By Elizabeth Ector, The Oily Stable Community Coordinator
One of my favorite quotes has always been, “wherever you are, be all there,” spoken by the brave missionary, Jim Elliot. When I think of what “quality” means to me I think of this quote. Whatever I’m doing, I want to do it well. Not just well, I want to put my everything into it. I don’t want to be thinking about what I’m supposed to be doing tomorrow, or where I wish I could be right now- I want to sink my whole self in- into the activity, ride, book, piece of work, or conversation- whatever it is, my entire being is going to be there.
That’s how we can give our best, right? We could mess up- but if we know deep in our hearts that we tried our best, put our all into it, gave whatever we’re doing all our attention- then we know we didn’t actually fail, because we gave it our best shot and now know more to do better next time.
Let me tell you the story of one of the most embarrassing and trying horseback riding lessons I had while I was in college.
I was riding a pony named Rocky. He was adorable, don’t get me wrong, but we all know how ornery ponies can be. Rocky’s bad habit was never wanting to stop. He was like the energizer bunny that you can’t figure out how to turn off!
So, my coach put a trot pole a few strides after a cross-rail and told me that I had to get him to stop before the trot pole. Sounds simple enough, huh?
Rocky and I jumped over that cross-rail more than 15 times, and each time- he just got faster and faster. Feeling defeated, my coach called me over to talk.
“I want you to give me a step-by-step plan of how you are going to get Rocky to stop before the pole. He knows what he’s getting away with.”
“I’m going to canter around the first turn-” I started.
“Where are you going to start to turn? When are you going to transition to trot? I need more detail. If you’re going to accomplish this, you can’t skip ahead. You have one shot, all or nothing- million dollars or zero- one chance to do it right. Be confident, get frustrated, do whatever you have to do,” my coach lectured.
I got serious real quick. I should be able to complete a simple task.
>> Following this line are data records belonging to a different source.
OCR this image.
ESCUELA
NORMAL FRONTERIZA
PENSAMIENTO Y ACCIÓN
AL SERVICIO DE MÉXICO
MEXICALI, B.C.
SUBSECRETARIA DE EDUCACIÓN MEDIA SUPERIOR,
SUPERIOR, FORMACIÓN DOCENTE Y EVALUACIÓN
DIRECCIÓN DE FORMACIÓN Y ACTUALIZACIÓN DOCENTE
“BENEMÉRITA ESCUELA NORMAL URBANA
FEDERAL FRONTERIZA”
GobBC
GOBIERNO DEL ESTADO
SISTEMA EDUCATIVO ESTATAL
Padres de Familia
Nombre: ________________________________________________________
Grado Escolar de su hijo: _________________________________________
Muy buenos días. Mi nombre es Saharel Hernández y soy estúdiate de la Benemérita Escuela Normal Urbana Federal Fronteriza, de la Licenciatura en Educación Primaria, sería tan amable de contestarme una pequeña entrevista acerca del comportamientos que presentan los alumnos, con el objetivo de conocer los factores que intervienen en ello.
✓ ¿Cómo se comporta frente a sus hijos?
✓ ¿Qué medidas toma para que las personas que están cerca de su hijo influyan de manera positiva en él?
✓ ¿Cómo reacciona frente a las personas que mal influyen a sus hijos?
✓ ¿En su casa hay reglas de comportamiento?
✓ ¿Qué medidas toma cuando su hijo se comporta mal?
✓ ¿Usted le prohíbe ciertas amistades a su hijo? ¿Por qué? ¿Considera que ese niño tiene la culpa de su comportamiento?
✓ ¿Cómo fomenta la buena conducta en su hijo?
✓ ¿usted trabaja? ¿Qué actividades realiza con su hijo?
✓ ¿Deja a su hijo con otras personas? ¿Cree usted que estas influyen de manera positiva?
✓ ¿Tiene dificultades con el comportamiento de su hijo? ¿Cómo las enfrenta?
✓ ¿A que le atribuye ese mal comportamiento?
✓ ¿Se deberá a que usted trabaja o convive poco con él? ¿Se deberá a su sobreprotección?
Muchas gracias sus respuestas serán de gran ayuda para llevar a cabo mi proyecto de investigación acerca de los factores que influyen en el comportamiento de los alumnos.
Wherever you are, be all there. I gave her detail by detail of my plan and gave the exercise my all, tears included.
You know what? Rocky stopped about 3 steps after the pole, but I didn’t walk away from the lesson still defeated. I learned what it takes to have confidence; what it takes to complete something with excellence and quality.
No matter how small the lesson, exercise or task is, take the time to be all there and to strive for excellence, not perfection. Even if it takes you 17 times to achieve the outcome you’re looking for, don’t rush through it and just keep trying your best.
If you cannot get a horse to stop well and correctly in a small exercise, there's no way you're going to be able to enter a show ring and feel satisfied with your performance, let alone have a well-behaved and accurate athlete underneath you.